Toutefois, le dirigeant de MEDEF a reconnu les efforts entrepris depuis plus d’un an par l’État en faveur de l’entrepreneuriat : « votre gouvernement Monsieur le Premier ministre a redonné la confiance aux entrepreneurs, car il a décidé de mener une politique pro-entreprise ». Une volonté qui s’est concrétisée autour de plusieurs réformes : abolition de la surtaxation du capital (une anomalie française selon Monsieur Roux de Bézieux), la réforme du Code du travail, le projet de loi avenir professionnel, etc. Des efforts qui exigent de « renvoyer la balle et d’investir dans les entreprises ». En outre, il faudrait aussi selon le président du MEDEF, ouvrir des négociations dans toutes les branches et dans toutes les entreprises. Concernant l’apprentissage, les sociétés doivent selon lui se fixer des critères ambitieux. Enfin, par rapport à la suppression du forfait social sur l’intéressement pour les entreprises de moins de deux cent cinquante salariés, « nous lancerons une grande campagne au MEDEF pour déployer l’intéressement dans les PME », s’est-il engagé.

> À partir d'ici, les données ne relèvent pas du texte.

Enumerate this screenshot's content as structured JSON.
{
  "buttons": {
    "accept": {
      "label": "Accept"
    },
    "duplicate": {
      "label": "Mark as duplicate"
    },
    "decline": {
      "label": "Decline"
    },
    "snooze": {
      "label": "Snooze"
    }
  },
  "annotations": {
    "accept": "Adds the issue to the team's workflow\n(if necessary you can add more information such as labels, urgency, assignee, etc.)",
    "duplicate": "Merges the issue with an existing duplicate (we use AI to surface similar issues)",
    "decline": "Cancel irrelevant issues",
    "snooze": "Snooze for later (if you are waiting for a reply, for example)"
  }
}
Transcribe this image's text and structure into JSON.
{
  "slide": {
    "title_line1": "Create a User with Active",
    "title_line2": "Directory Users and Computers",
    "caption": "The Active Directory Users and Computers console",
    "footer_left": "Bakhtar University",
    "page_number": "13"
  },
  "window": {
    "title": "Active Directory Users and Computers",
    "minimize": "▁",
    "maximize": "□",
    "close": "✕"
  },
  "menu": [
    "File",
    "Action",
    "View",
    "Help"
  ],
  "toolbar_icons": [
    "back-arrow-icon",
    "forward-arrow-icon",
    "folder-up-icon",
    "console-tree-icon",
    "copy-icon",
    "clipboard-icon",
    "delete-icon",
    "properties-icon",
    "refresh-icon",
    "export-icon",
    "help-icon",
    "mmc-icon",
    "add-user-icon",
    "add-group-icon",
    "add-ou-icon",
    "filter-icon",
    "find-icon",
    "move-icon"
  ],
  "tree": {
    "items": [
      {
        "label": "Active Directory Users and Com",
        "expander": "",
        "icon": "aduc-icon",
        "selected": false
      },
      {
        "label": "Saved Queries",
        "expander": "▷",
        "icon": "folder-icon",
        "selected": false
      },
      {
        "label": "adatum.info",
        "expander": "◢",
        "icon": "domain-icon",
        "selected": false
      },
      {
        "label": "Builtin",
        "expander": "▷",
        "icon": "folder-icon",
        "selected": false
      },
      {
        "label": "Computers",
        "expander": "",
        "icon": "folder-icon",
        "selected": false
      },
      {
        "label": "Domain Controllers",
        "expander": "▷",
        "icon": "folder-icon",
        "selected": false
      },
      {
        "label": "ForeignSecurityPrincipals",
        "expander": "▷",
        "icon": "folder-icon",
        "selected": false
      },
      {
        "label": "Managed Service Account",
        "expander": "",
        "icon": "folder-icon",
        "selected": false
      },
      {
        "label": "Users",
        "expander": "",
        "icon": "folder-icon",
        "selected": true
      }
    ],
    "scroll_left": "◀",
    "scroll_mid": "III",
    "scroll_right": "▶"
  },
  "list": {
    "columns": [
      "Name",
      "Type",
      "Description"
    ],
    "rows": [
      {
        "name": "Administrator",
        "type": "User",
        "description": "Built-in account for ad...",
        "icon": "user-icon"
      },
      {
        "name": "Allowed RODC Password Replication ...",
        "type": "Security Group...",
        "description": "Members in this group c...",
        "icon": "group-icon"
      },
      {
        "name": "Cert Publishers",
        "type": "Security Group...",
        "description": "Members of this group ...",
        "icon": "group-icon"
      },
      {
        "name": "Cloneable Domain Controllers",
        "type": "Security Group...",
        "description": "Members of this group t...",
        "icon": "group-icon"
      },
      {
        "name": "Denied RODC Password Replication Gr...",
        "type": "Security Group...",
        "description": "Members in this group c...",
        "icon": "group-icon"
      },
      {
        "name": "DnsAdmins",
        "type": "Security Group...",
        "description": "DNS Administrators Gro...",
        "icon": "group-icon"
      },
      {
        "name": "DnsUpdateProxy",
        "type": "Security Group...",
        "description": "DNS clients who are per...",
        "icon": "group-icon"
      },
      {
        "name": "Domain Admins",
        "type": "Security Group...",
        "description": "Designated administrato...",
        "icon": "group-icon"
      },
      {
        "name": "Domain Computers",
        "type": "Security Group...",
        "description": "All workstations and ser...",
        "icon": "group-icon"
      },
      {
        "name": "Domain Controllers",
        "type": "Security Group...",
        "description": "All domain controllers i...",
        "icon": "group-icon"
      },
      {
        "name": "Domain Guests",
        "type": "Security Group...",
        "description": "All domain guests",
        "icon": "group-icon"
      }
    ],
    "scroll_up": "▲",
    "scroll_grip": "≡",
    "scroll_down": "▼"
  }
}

« Actuellement, deux réformes sont en cours » a rappelé le dirigeant de l’organisation patronale : la réforme de la santé, et celle de l’assurance chômage. Le monde de l’entreprise prendra sa part, a-t-il promis, à condition pour lui que l’Exécutif ne franchisse pas la ligne rouge : l’augmentation des charges pour les entreprises. Bref, « cette confiance retrouvée est fragile », a mis en garde Geoffroy Roux de Bézieux, car les mesures « budgétaires annoncées hier par Bruno Le Maire sont un très mauvais signal ». La méfiance du patronat envers le gouvernement n’a donc pas disparu d’autant plus qu’il y a quatre ans, a rappelé Monsieur Roux de Bézieux, le Premier ministre (à l’époque il s’agissait de Manuel Valls) avait affirmé qu’il aimait l’entreprise, mais « les mesures n’avaient pas suivi ». « Monsieur le Premier ministre, nous préférons les preuves d’amour aux déclarations d’amour », a donc déclaré le patron des patrons non sans humour.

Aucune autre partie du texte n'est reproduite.